Reconciliation of religion with his eventual profession wasn’t difficult. Certain Moslem sects viewed the killing of each infidel as bringing oneself another step closer to Paradise. Puckins’s attitude toward dispatching communists was analogous, but not quite so simple. In its essence, communists were anti-God, therefore Puckins was anti-communist.

Furthermore, or perhaps as a logical progression from his religious convictions, Puckins was a bedrock family man devoted to his wife and squad of kids. He showed a strong feeling for children in general, and they for him. There’s an old saw that men in sapper or demolition units are either mad, married, or Methodist. Since madness is relative and I was a member of the same unit, I would have no way of judging that point, but as to the latter two categories, Puckins was very much married and very nearly Methodist.

The Korean stewardesses alternately hovered and darted about the aisles with gracious laughter and the tinkle of glass.

FRAZER

YOKOHAMA

FITZROY

HARARE ZIMBABWE

REGRETS STOP ON TO DEAL OF CENTURY POSSIBLE ACQUISITION PRECIOUS STONES STOP MAY NEED ASSISTANCE SOON STOP STAY AVAILABLE STAY HEALTHY

JACK

I had known Fitzroy in Vietnam, too. He had been an outstanding trooper with the crack Australian Special Air Service. His tracking ability was legendary—from a heel print he could give you race, religion, and blood type. I had hoped to use his skills in reverse in Siberia perhaps to elude or confuse trackers.

FRAZER

YOKOHAMA

DRAVIT

MANCHESTER ENGLAND

AFFIRMATIVE COLD CLIMES RAIDING STOP QUERY DESPOILING ANTARCTIC WEATHER STATION COMMA TIBETAN STRONGHOLD OR BIRDSEYE FOOD FACTORY

HENRY

Captain Dravit, formerly of the Royal Marines would be my second-in-command and likely the oldest member of the raiding party. His steadfast competence was often downright unnerving, but hardly surprising from a gardener’s son who’d worked his way up through the ranks. Barely five foot four inches tall in jump boots, he sported a first-rate handlebar, which had become something of a trademark.

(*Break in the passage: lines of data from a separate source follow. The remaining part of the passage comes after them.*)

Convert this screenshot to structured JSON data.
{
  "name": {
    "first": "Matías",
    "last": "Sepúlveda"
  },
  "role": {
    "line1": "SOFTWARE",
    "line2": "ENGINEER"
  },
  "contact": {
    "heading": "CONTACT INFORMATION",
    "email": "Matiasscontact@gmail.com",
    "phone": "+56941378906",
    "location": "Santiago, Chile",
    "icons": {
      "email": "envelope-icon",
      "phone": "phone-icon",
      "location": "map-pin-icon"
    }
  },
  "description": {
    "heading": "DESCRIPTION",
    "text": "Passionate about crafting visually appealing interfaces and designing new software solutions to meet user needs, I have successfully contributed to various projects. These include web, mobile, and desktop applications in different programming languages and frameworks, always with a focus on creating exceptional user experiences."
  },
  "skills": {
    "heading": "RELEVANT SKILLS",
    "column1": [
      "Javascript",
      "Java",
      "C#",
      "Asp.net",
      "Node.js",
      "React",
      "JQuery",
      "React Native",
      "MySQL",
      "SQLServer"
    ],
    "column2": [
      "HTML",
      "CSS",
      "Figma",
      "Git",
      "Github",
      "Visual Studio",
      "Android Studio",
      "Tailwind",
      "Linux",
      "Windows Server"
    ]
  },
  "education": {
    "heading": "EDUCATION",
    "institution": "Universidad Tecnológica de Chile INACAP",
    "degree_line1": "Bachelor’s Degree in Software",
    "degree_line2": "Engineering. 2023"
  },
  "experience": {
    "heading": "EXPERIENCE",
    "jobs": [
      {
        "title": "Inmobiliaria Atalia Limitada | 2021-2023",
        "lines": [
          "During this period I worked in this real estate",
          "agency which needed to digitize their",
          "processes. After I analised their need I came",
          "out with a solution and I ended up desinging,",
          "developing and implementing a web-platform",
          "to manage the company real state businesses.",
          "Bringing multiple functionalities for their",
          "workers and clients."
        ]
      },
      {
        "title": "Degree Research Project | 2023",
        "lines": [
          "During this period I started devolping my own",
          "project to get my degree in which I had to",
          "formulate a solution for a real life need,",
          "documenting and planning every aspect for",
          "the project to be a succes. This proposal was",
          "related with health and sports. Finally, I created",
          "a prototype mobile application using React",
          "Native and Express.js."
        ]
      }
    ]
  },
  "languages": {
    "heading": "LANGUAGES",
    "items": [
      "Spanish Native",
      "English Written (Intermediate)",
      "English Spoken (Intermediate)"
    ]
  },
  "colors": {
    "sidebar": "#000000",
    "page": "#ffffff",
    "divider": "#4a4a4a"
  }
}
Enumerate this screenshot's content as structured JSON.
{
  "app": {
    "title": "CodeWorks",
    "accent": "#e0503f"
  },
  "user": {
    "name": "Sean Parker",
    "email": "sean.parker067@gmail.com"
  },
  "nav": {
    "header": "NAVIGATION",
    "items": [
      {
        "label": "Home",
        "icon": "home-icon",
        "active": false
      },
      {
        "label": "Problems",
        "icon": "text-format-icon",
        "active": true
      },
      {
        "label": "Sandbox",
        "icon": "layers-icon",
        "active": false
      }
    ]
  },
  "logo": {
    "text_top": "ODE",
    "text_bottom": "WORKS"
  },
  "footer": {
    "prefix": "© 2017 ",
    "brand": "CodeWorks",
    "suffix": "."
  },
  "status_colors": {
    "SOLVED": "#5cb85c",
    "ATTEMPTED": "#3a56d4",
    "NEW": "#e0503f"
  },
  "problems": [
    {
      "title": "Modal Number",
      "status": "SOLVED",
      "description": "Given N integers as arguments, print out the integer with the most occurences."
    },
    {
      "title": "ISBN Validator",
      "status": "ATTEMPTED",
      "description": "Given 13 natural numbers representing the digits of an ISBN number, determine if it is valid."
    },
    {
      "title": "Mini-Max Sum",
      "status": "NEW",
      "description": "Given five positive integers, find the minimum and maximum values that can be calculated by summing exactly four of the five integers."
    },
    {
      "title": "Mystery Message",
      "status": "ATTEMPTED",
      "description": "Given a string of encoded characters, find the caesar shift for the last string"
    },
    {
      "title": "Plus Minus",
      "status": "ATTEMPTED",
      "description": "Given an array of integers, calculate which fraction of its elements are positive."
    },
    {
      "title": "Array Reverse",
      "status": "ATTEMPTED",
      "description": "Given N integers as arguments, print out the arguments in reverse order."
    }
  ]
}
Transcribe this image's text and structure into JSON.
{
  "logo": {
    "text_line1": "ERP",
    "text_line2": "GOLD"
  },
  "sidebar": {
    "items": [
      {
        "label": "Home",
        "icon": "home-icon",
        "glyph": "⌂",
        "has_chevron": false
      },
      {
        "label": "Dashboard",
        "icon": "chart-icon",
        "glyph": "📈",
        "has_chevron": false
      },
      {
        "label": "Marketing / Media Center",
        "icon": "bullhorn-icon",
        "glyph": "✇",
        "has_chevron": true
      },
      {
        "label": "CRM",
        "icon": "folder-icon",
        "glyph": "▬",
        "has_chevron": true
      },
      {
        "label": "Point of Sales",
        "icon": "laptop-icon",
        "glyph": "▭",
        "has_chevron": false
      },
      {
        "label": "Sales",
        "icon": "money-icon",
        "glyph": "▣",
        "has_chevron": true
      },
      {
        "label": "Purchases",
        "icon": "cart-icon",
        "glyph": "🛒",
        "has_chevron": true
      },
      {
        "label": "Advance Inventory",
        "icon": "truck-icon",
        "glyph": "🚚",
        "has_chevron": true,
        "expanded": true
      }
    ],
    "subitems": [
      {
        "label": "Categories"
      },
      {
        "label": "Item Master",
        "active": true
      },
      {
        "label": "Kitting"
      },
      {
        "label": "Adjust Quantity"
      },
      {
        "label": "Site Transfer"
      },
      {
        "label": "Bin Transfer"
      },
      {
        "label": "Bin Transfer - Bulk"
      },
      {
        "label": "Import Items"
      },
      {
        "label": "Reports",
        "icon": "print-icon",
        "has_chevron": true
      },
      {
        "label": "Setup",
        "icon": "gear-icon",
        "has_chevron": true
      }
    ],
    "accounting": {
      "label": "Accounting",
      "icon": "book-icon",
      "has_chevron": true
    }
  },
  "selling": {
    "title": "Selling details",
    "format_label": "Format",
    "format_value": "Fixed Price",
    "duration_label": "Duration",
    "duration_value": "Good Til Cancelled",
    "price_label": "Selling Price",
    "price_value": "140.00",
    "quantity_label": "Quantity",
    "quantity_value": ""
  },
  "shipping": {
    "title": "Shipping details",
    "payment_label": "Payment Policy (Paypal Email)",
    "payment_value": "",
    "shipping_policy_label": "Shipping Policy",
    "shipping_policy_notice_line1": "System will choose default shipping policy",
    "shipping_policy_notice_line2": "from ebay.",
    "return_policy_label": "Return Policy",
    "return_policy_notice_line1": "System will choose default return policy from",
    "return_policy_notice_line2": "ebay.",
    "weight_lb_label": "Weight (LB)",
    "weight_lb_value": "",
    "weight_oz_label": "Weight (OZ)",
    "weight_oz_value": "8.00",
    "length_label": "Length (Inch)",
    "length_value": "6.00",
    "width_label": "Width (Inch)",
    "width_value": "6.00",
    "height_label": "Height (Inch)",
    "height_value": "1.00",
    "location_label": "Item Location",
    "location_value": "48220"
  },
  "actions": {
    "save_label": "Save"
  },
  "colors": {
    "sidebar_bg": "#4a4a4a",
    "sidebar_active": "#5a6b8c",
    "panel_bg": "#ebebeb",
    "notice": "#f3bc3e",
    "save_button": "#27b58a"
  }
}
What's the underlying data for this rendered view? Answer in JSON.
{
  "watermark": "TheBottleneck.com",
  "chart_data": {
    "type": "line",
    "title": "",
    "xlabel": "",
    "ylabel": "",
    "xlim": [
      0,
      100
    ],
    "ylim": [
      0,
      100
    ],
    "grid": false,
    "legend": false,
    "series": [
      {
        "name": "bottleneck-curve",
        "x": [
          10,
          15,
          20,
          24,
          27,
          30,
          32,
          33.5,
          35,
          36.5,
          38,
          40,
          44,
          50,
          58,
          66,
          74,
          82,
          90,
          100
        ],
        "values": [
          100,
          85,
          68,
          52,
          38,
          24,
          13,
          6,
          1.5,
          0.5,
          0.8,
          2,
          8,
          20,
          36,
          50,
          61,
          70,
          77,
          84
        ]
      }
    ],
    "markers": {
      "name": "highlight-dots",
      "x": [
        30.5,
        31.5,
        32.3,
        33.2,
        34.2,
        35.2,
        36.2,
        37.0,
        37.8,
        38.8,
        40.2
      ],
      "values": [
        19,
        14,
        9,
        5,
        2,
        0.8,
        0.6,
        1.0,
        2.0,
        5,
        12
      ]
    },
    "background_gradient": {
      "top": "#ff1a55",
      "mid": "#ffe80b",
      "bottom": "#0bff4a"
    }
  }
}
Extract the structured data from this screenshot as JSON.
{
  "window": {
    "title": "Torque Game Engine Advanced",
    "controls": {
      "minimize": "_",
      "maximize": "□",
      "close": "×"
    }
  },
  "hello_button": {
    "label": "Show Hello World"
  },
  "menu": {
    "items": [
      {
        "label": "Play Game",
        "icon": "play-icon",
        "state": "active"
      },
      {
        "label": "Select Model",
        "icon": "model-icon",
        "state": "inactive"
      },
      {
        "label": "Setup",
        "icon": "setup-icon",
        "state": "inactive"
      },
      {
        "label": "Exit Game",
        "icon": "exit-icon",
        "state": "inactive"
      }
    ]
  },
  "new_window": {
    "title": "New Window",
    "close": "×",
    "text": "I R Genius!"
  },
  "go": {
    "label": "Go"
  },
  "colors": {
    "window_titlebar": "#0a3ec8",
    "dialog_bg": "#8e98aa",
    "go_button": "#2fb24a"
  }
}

Bantams like Henry Dravit were worth a herd of football linemen in a tight spot, and his record bore the fact out. His baptism of fire had been in the frosty over-the-beach raids of the Korean War. On one occasion, his entire party wiped out and his dry suit shredded by shrapnel, he inadvertently crawled into a North Korean automatic-weapons position, His dubious luck further brought him into one of the first brainwashing experiments. This he found mildly amusing—until things went sour and they threatened to pull out his mustache with pliers. After which they promised to work on other portions of his anatomy.

“Nasty bit of work. After a while a mustache sort of grows on you, seems to me,” he once told me with a laugh. A well-developed sense of irony spiced his conversation.

The next day two North Korean guards were found, their heads twisted northbound and their bodies oriented southbound. Dravit, his mustache, and all his moving parts were gathering momentum southbound. Dravit, then Corporal Dravit, had begun his epic end run from Wonsan to the Funchilin Pass through the entire North Korean army and part of the Chinese. Keeping below ridgelines and moving only at night, he was to skulk three hundred miles in fifteen days, gain two pounds, and retain his mustache.